Après l'exécution et la livraison des travaux, aucune PME locale n'est encore entrée en possession de sa quote-part du reliquat.
LES PME gabonaises ayant procédé à la réfection des universités et grandes écoles pour l'année académique 2002-2003 réclament le 1,7 milliard de F CFA prévu pour couvrir les travaux supplémentaires.
Au cours d'un point de presse tenu vendredi au Méridien Re'Ndama, le Syndicat national des entrepreneurs et tâcherons (SNET) a expliqué que la survie et le fonctionnement de ces PME dépendent en grande partie du règlement, dans les meilleurs délais, de cette créance.
«Nous ne pouvons plus honorer les engagements que nous avons vis-à-vis des travailleurs, des banques et des fournisseurs, par conséquent nous risquons de disparaître», a insisté jean de Dieu Ekouaghé, président du SNET auquel sont affiliées les PME gabonaises opérant dans le bâtiment et les travaux publics.
Les PME gabonaises ne sont pas des grandes sociétés, encore moins des multinationales dotées de fonds et de capitaux susceptibles de faire face à la crise actuelle.
«Nous sommes des enfants aux dents de lait qui ont besoin de plus d'attention», a remarqué M. Ekouaghé.
Le traitement de la dette intérieure figurait en bonne place lors de la trêve sociale initiée par le chef de l'Etat et qui a vu la participation de plusieurs partenaires sociaux. Le gouvernement a même pris des engagements pour que le paiement de cette dette soit la priorité des priorités, la relance de la croissance économique étant à ce prix.
«Nous souhaitons attirer l'attention des autorités qui sont chargées de régler ces dettes, qu'elles sachent que les dettes sont proportionnelles à la dimension des entreprises et qu'elles paient à tout prix», ont insisté les entreprises ayant exécuté les travaux.
En répondant à l'appel d'offres sur la réfection des universités et grandes écoles gabonaises lancé par le ministère de l'Équipement et de la Construction, les PME gabonaises du secteur Bâtiment et Travaux publics affirment avoir perçu cela comme une mise en pratique de la volonté du chef de l'Etat qui «souhaite que les entreprises nationales participent aussi au développement du pays et par conséquent bénéficient des marchés qui, nécessairement, contribuent a la survie de ces PME».
Le président de la République a d'ailleurs manifesté son respect envers les PME gabonaises en mettant à leur disposition une somme de 9 milliards de F CFA au titre des travaux relatifs à la réfection des universités et grandes écoles du pays.
Sur cette somme, 7,3 milliards de F CFA ont effectivement été payés aux entreprises ayant effectué lesdits travaux.
Reste en attente le reliquat, c'est-à-dire 1,7 milliard de FCFA, qui devait couvrir les travaux supplémentaires.
Ces travaux supplémentaires, demandés par le gouvernement, ont fait l'objet d'une convention dûment signée par les co-contractants.
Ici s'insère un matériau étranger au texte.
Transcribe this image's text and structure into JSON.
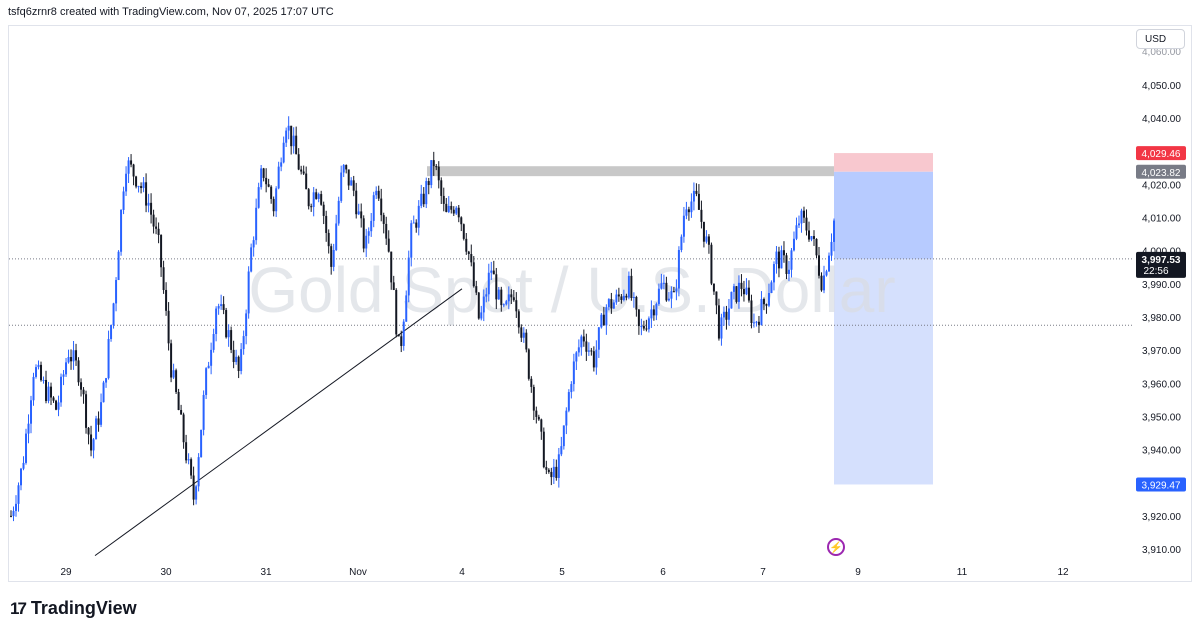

Ils ont occasionné des dépenses extra-budgétaires aux entreprises qui ont puisé dans leurs fonds propres pour respecter leur contrat.
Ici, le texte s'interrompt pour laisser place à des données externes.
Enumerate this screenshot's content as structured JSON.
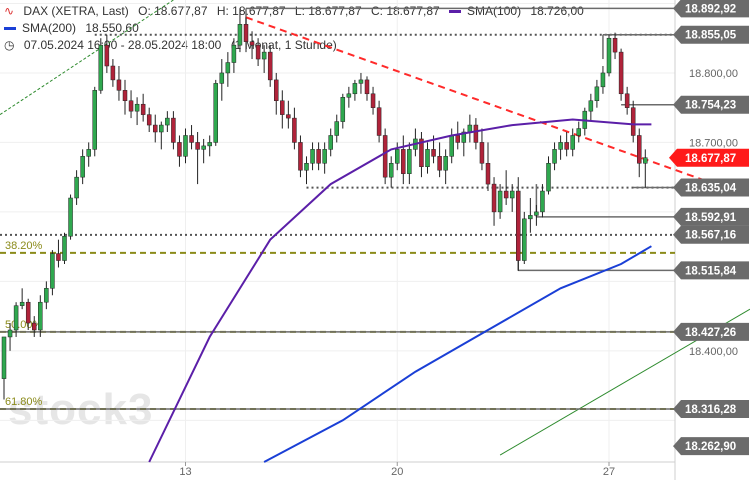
{
  "header": {
    "symbol": "DAX (XETRA, Last)",
    "open": "O: 18.677,87",
    "high": "H: 18.677,87",
    "low": "L: 18.677,87",
    "close": "C: 18.677,87",
    "sma100_label": "SMA(100)",
    "sma100_value": "18.726,00",
    "sma200_label": "SMA(200)",
    "sma200_value": "18.550,60",
    "range": "07.05.2024 16:00 - 28.05.2024 18:00",
    "interval": "(1 Monat, 1 Stunde)"
  },
  "watermark": "stock3",
  "colors": {
    "sma100": "#5b1fa8",
    "sma200": "#1a3fd6",
    "trend_red": "#ff2a2a",
    "fib": "#8b8b1a",
    "last_price": "#ff1a1a",
    "level_box": "#6b6b6b"
  },
  "chart_data": {
    "type": "candlestick",
    "yaxis_ticks": [
      "18.800,00",
      "18.700,00",
      "18.400,00"
    ],
    "ylim": [
      18240,
      18905
    ],
    "x_ticks": [
      {
        "label": "13",
        "x": 30
      },
      {
        "label": "20",
        "x": 65
      },
      {
        "label": "27",
        "x": 100
      }
    ],
    "xlim": [
      0,
      120
    ],
    "price_levels": [
      {
        "label": "18.892,92",
        "value": 18892.92
      },
      {
        "label": "18.855,05",
        "value": 18855.05
      },
      {
        "label": "18.754,23",
        "value": 18754.23
      },
      {
        "label": "18.677,87",
        "value": 18677.87
      },
      {
        "label": "18.635,04",
        "value": 18635.04
      },
      {
        "label": "18.592,91",
        "value": 18592.91
      },
      {
        "label": "18.567,16",
        "value": 18567.16
      },
      {
        "label": "18.515,84",
        "value": 18515.84
      },
      {
        "label": "18.427,26",
        "value": 18427.26
      },
      {
        "label": "18.316,28",
        "value": 18316.28
      },
      {
        "label": "18.262,90",
        "value": 18262.9
      }
    ],
    "fib_levels": [
      {
        "label": "38.20%",
        "value": 18541
      },
      {
        "label": "50.00%",
        "value": 18427.26
      },
      {
        "label": "61.80%",
        "value": 18316.28
      }
    ],
    "candles": [
      [
        18360,
        18420,
        18330,
        18420
      ],
      [
        18420,
        18440,
        18400,
        18430
      ],
      [
        18430,
        18470,
        18420,
        18465
      ],
      [
        18465,
        18490,
        18460,
        18470
      ],
      [
        18470,
        18475,
        18430,
        18440
      ],
      [
        18440,
        18450,
        18420,
        18430
      ],
      [
        18430,
        18480,
        18420,
        18470
      ],
      [
        18470,
        18500,
        18460,
        18490
      ],
      [
        18490,
        18545,
        18480,
        18540
      ],
      [
        18540,
        18560,
        18520,
        18530
      ],
      [
        18530,
        18570,
        18525,
        18565
      ],
      [
        18565,
        18625,
        18560,
        18620
      ],
      [
        18620,
        18660,
        18610,
        18650
      ],
      [
        18650,
        18690,
        18640,
        18680
      ],
      [
        18680,
        18700,
        18665,
        18690
      ],
      [
        18690,
        18780,
        18680,
        18775
      ],
      [
        18775,
        18850,
        18770,
        18840
      ],
      [
        18840,
        18855,
        18800,
        18810
      ],
      [
        18810,
        18820,
        18780,
        18790
      ],
      [
        18790,
        18810,
        18760,
        18775
      ],
      [
        18775,
        18790,
        18740,
        18760
      ],
      [
        18760,
        18775,
        18735,
        18745
      ],
      [
        18745,
        18765,
        18725,
        18755
      ],
      [
        18755,
        18770,
        18730,
        18740
      ],
      [
        18740,
        18750,
        18715,
        18725
      ],
      [
        18725,
        18740,
        18700,
        18715
      ],
      [
        18715,
        18730,
        18690,
        18725
      ],
      [
        18725,
        18745,
        18715,
        18735
      ],
      [
        18735,
        18745,
        18690,
        18700
      ],
      [
        18700,
        18710,
        18665,
        18680
      ],
      [
        18680,
        18720,
        18670,
        18710
      ],
      [
        18710,
        18725,
        18690,
        18700
      ],
      [
        18700,
        18715,
        18640,
        18690
      ],
      [
        18690,
        18705,
        18670,
        18695
      ],
      [
        18695,
        18710,
        18680,
        18700
      ],
      [
        18700,
        18790,
        18695,
        18785
      ],
      [
        18785,
        18820,
        18760,
        18800
      ],
      [
        18800,
        18830,
        18780,
        18815
      ],
      [
        18815,
        18850,
        18800,
        18840
      ],
      [
        18840,
        18893,
        18830,
        18870
      ],
      [
        18870,
        18880,
        18830,
        18845
      ],
      [
        18845,
        18860,
        18820,
        18840
      ],
      [
        18840,
        18850,
        18810,
        18820
      ],
      [
        18820,
        18840,
        18800,
        18830
      ],
      [
        18830,
        18840,
        18780,
        18790
      ],
      [
        18790,
        18800,
        18740,
        18760
      ],
      [
        18760,
        18775,
        18720,
        18740
      ],
      [
        18740,
        18760,
        18720,
        18735
      ],
      [
        18735,
        18750,
        18690,
        18700
      ],
      [
        18700,
        18710,
        18650,
        18660
      ],
      [
        18660,
        18680,
        18640,
        18670
      ],
      [
        18670,
        18700,
        18660,
        18690
      ],
      [
        18690,
        18700,
        18660,
        18670
      ],
      [
        18670,
        18700,
        18655,
        18690
      ],
      [
        18690,
        18720,
        18680,
        18710
      ],
      [
        18710,
        18740,
        18700,
        18730
      ],
      [
        18730,
        18770,
        18720,
        18765
      ],
      [
        18765,
        18780,
        18750,
        18770
      ],
      [
        18770,
        18790,
        18760,
        18785
      ],
      [
        18785,
        18800,
        18770,
        18790
      ],
      [
        18790,
        18795,
        18760,
        18770
      ],
      [
        18770,
        18780,
        18740,
        18750
      ],
      [
        18750,
        18760,
        18700,
        18710
      ],
      [
        18710,
        18720,
        18640,
        18650
      ],
      [
        18650,
        18680,
        18635,
        18670
      ],
      [
        18670,
        18700,
        18660,
        18690
      ],
      [
        18690,
        18710,
        18640,
        18655
      ],
      [
        18655,
        18700,
        18640,
        18690
      ],
      [
        18690,
        18720,
        18680,
        18705
      ],
      [
        18705,
        18715,
        18650,
        18665
      ],
      [
        18665,
        18700,
        18655,
        18690
      ],
      [
        18690,
        18710,
        18670,
        18680
      ],
      [
        18680,
        18700,
        18650,
        18660
      ],
      [
        18660,
        18690,
        18640,
        18680
      ],
      [
        18680,
        18720,
        18670,
        18710
      ],
      [
        18710,
        18730,
        18690,
        18700
      ],
      [
        18700,
        18720,
        18680,
        18715
      ],
      [
        18715,
        18740,
        18700,
        18725
      ],
      [
        18725,
        18735,
        18690,
        18700
      ],
      [
        18700,
        18720,
        18660,
        18670
      ],
      [
        18670,
        18700,
        18630,
        18640
      ],
      [
        18640,
        18650,
        18580,
        18600
      ],
      [
        18600,
        18640,
        18590,
        18630
      ],
      [
        18630,
        18660,
        18610,
        18620
      ],
      [
        18620,
        18640,
        18600,
        18630
      ],
      [
        18630,
        18650,
        18515,
        18530
      ],
      [
        18530,
        18600,
        18525,
        18590
      ],
      [
        18590,
        18620,
        18570,
        18595
      ],
      [
        18595,
        18610,
        18580,
        18600
      ],
      [
        18600,
        18640,
        18592,
        18630
      ],
      [
        18630,
        18680,
        18625,
        18670
      ],
      [
        18670,
        18700,
        18660,
        18690
      ],
      [
        18690,
        18710,
        18675,
        18700
      ],
      [
        18700,
        18715,
        18680,
        18690
      ],
      [
        18690,
        18720,
        18680,
        18710
      ],
      [
        18710,
        18730,
        18700,
        18720
      ],
      [
        18720,
        18750,
        18710,
        18745
      ],
      [
        18745,
        18770,
        18730,
        18760
      ],
      [
        18760,
        18790,
        18750,
        18780
      ],
      [
        18780,
        18810,
        18770,
        18800
      ],
      [
        18800,
        18855,
        18795,
        18850
      ],
      [
        18850,
        18858,
        18820,
        18830
      ],
      [
        18830,
        18835,
        18760,
        18770
      ],
      [
        18770,
        18780,
        18740,
        18750
      ],
      [
        18750,
        18760,
        18700,
        18710
      ],
      [
        18710,
        18720,
        18650,
        18670
      ],
      [
        18670,
        18690,
        18635,
        18678
      ]
    ],
    "sma100": {
      "name": "SMA(100)",
      "points": [
        [
          24,
          18240
        ],
        [
          34,
          18420
        ],
        [
          44,
          18560
        ],
        [
          54,
          18640
        ],
        [
          64,
          18690
        ],
        [
          74,
          18710
        ],
        [
          84,
          18725
        ],
        [
          94,
          18733
        ],
        [
          104,
          18726
        ],
        [
          107,
          18726
        ]
      ]
    },
    "sma200": {
      "name": "SMA(200)",
      "points": [
        [
          43,
          18240
        ],
        [
          56,
          18300
        ],
        [
          68,
          18370
        ],
        [
          80,
          18430
        ],
        [
          92,
          18490
        ],
        [
          102,
          18525
        ],
        [
          107,
          18550.6
        ]
      ]
    }
  }
}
Mais, comme l'explique jean de Dieu Ekouaghé, un an après l'exécution et la livraison des travaux, aucune PME gabonaise n'est entrée en possession des frais de prestation.
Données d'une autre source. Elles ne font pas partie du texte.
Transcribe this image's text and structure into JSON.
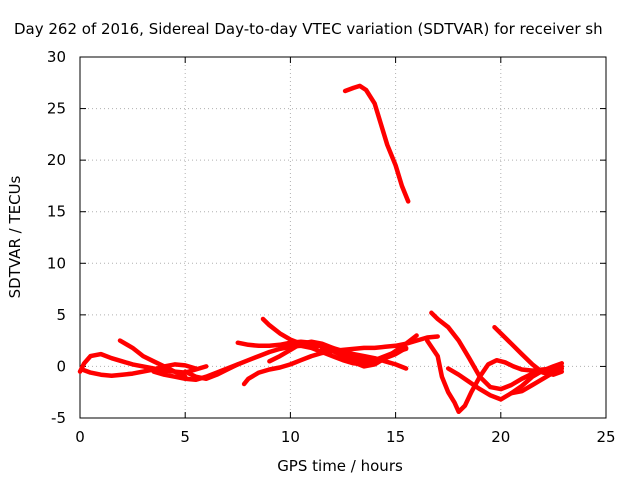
{
  "chart_data": {
    "type": "line",
    "title": "Day 262 of 2016, Sidereal Day-to-day VTEC variation (SDTVAR) for receiver sh",
    "xlabel": "GPS time / hours",
    "ylabel": "SDTVAR / TECUs",
    "xlim": [
      0,
      25
    ],
    "ylim": [
      -5,
      30
    ],
    "xticks": [
      0,
      5,
      10,
      15,
      20,
      25
    ],
    "yticks": [
      -5,
      0,
      5,
      10,
      15,
      20,
      25,
      30
    ],
    "grid": true,
    "legend": "none",
    "series_color": "#ff0000",
    "series": [
      {
        "x": [
          0.0,
          0.2,
          0.5,
          1.0,
          1.5,
          2.0,
          2.5,
          3.0,
          3.5,
          4.0,
          4.5,
          5.0,
          5.5,
          6.0
        ],
        "y": [
          -0.5,
          0.3,
          1.0,
          1.2,
          0.8,
          0.5,
          0.2,
          0.0,
          -0.2,
          -0.4,
          -0.5,
          -0.6,
          -0.3,
          0.0
        ]
      },
      {
        "x": [
          0.1,
          0.5,
          1.0,
          1.5,
          2.0,
          2.5,
          3.0,
          3.5,
          4.0,
          4.5,
          5.0,
          5.5
        ],
        "y": [
          -0.3,
          -0.6,
          -0.8,
          -0.9,
          -0.8,
          -0.7,
          -0.5,
          -0.3,
          0.0,
          0.2,
          0.1,
          -0.2
        ]
      },
      {
        "x": [
          1.9,
          2.5,
          3.0,
          3.5,
          4.0,
          4.5,
          5.0
        ],
        "y": [
          2.5,
          1.8,
          1.0,
          0.5,
          0.0,
          -0.5,
          -1.0
        ]
      },
      {
        "x": [
          3.5,
          4.0,
          4.5,
          5.0,
          5.5,
          6.0,
          6.5,
          7.0,
          7.5
        ],
        "y": [
          -0.5,
          -0.8,
          -1.0,
          -1.2,
          -1.3,
          -1.0,
          -0.6,
          -0.2,
          0.2
        ]
      },
      {
        "x": [
          5.0,
          5.5,
          6.0,
          6.5,
          7.0,
          7.5,
          8.0,
          8.5,
          9.0,
          9.5,
          10.0,
          10.5,
          11.0,
          11.5,
          12.0,
          12.5,
          13.0,
          13.5,
          14.0
        ],
        "y": [
          -0.5,
          -1.0,
          -1.2,
          -0.8,
          -0.3,
          0.2,
          0.6,
          1.0,
          1.4,
          1.7,
          1.9,
          2.0,
          1.8,
          1.4,
          1.0,
          0.6,
          0.3,
          0.2,
          0.3
        ]
      },
      {
        "x": [
          7.5,
          8.0,
          8.5,
          9.0,
          9.5,
          10.0,
          10.5,
          11.0,
          11.5,
          12.0,
          12.5,
          13.0,
          13.5,
          14.0,
          14.5,
          15.0,
          15.5
        ],
        "y": [
          2.3,
          2.1,
          2.0,
          2.0,
          2.1,
          2.3,
          2.4,
          2.3,
          2.0,
          1.6,
          1.2,
          0.9,
          0.7,
          0.6,
          0.8,
          1.2,
          1.8
        ]
      },
      {
        "x": [
          7.8,
          8.0,
          8.5,
          9.0,
          9.5,
          10.0,
          10.5,
          11.0,
          11.5,
          12.0,
          12.5,
          13.0,
          13.5,
          14.0,
          14.5,
          15.0,
          15.5,
          16.0,
          16.5,
          17.0
        ],
        "y": [
          -1.7,
          -1.2,
          -0.6,
          -0.3,
          -0.1,
          0.2,
          0.6,
          1.0,
          1.3,
          1.5,
          1.6,
          1.7,
          1.8,
          1.8,
          1.9,
          2.0,
          2.2,
          2.5,
          2.8,
          2.9
        ]
      },
      {
        "x": [
          8.7,
          9.0,
          9.5,
          10.0,
          10.5,
          11.0,
          11.5,
          12.0,
          12.5,
          13.0,
          13.5,
          14.0,
          14.5,
          15.0,
          15.5
        ],
        "y": [
          4.6,
          4.0,
          3.2,
          2.6,
          2.2,
          2.0,
          2.0,
          1.8,
          1.5,
          1.2,
          1.0,
          0.8,
          0.5,
          0.2,
          -0.2
        ]
      },
      {
        "x": [
          9.0,
          9.5,
          10.0,
          10.5,
          11.0,
          11.5,
          12.0,
          12.5,
          13.0,
          13.5,
          14.0,
          14.5,
          15.0,
          15.5
        ],
        "y": [
          0.5,
          1.0,
          1.6,
          2.2,
          2.4,
          2.2,
          1.8,
          1.3,
          0.8,
          0.5,
          0.6,
          1.0,
          1.4,
          1.7
        ]
      },
      {
        "x": [
          11.5,
          12.0,
          12.5,
          13.0,
          13.5,
          14.0,
          14.5,
          15.0,
          15.5,
          16.0
        ],
        "y": [
          1.8,
          1.5,
          1.0,
          0.4,
          0.0,
          0.2,
          0.8,
          1.5,
          2.2,
          3.0
        ]
      },
      {
        "x": [
          12.6,
          13.0,
          13.3,
          13.6,
          14.0,
          14.3,
          14.6,
          15.0,
          15.3,
          15.6
        ],
        "y": [
          26.7,
          27.0,
          27.2,
          26.8,
          25.5,
          23.5,
          21.5,
          19.5,
          17.5,
          16.0
        ]
      },
      {
        "x": [
          16.7,
          17.0,
          17.5,
          18.0,
          18.5,
          19.0,
          19.5,
          20.0,
          20.5,
          21.0,
          21.5,
          22.0,
          22.5,
          22.9
        ],
        "y": [
          5.2,
          4.6,
          3.8,
          2.5,
          0.8,
          -1.0,
          -2.0,
          -2.2,
          -1.8,
          -1.2,
          -0.7,
          -0.5,
          -0.4,
          -0.2
        ]
      },
      {
        "x": [
          16.5,
          17.0,
          17.2,
          17.5,
          17.8,
          18.0,
          18.3,
          18.6,
          19.0,
          19.4,
          19.8,
          20.2,
          20.6,
          21.0,
          21.5,
          22.0,
          22.5,
          22.9
        ],
        "y": [
          2.5,
          1.0,
          -1.0,
          -2.5,
          -3.5,
          -4.4,
          -3.8,
          -2.5,
          -1.0,
          0.2,
          0.6,
          0.4,
          0.0,
          -0.3,
          -0.4,
          -0.3,
          -0.2,
          0.0
        ]
      },
      {
        "x": [
          17.5,
          18.0,
          18.5,
          19.0,
          19.5,
          20.0,
          20.5,
          21.0,
          21.5,
          22.0,
          22.5,
          22.9
        ],
        "y": [
          -0.2,
          -0.8,
          -1.5,
          -2.2,
          -2.8,
          -3.2,
          -2.6,
          -1.9,
          -1.0,
          -0.4,
          0.0,
          0.3
        ]
      },
      {
        "x": [
          19.7,
          20.0,
          20.5,
          21.0,
          21.5,
          22.0,
          22.5,
          22.9
        ],
        "y": [
          3.8,
          3.2,
          2.2,
          1.2,
          0.2,
          -0.6,
          -0.8,
          -0.5
        ]
      },
      {
        "x": [
          20.5,
          21.0,
          21.5,
          22.0,
          22.5,
          22.8
        ],
        "y": [
          -2.6,
          -2.4,
          -1.8,
          -1.2,
          -0.6,
          -0.2
        ]
      }
    ]
  }
}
Le président du SNET pense que cet état de choses ne favorise pas le développement des PME gabonaises.
«Sans tirer vanité, pour ce qui est des travaux de réfection des universités et grandes écoles, tous les travaux sont allés à leur terme et ont été livrés à temps», s'est réjoui M. Ekouaghé qui avait à ses côtés deux proches collaborateurs, Emmanuel Minto'o (secrétaire général) et Charles Emane (membre).
«Autrement dit, tous les paris ont été tenus. Le gouvernement a, d'ailleurs manifesté sa satisfaction. Nous voyons en cela La consolidation des liens de confiance qui doivent exister entre nous».
Pour le SNET, la situation particulièrement difficile que traverse le Gabon nous interpelle tous. Aussi chaque gabonais doit-il être conscient que ses difficultés vont s'accroître, ce qui suppose un peu plus d'effort et de compréhension.
«Aucune PME gabonaise n'est pour que le bateau Gabon chavire, explique le SNET (...) Lorsque le pays se porte bien les PME aussi se portent bien. Seulement, lorsqu'il s'agit de la recherche des solutions, il faudrait que chacun d'entre nous gouvernement et PME respecte ses engagements».